Bag om Don't Bullshit Me Daddy
'How do birds see the world? Do they have a totally different way of experiencing life than humans do? Are they stoic? Is their threshold of pain and loneliness completely different from ours?
Can a bird die of a broken heart?
'In case you haven't figured it out, what I'm trying to say is that when I was six years old and had a guinea pig, I didn't ask any of these kinds of questions. The guinea pig was just a damn guinea pig and I petted it and fed it and cleaned its cage, but I sure as hell didn't worry about a zillion ramifications of its mental condition.

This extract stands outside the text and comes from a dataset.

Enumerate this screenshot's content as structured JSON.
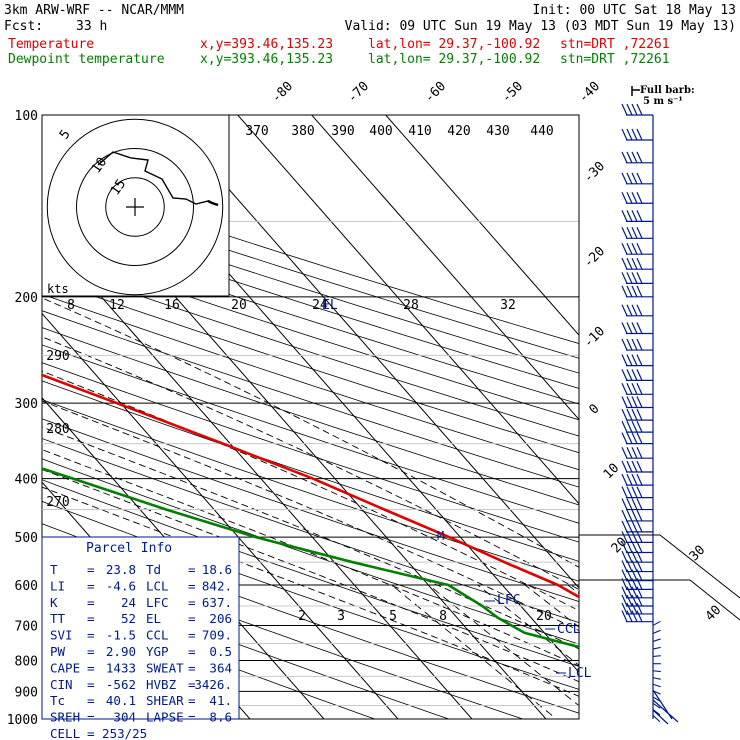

I'm trying to say that with age - in my case from six to sixteen - the world has become a whole lot more complicated.'
After witnessing the death of her mother at the age of eight, life is never going to be simple for Laura Winger... but, from Disneyland to Venice, her dad succeeds in making it a whole lot easier.
If reading Salinger's The Catcher in the Rye moved you because of the narrator's unease with childhood transitioning to adolescence, Ferguson's narrator in Don't Bullshit Me Daddy - 16-year-old Laura Winger - will move you to embrace the inescapable rite of passage into old age and certain mortality. Yes, there are still some 'phonies' out there, but this novel - rather than being about the loss of innocence - affirms that innocence exists in everyone.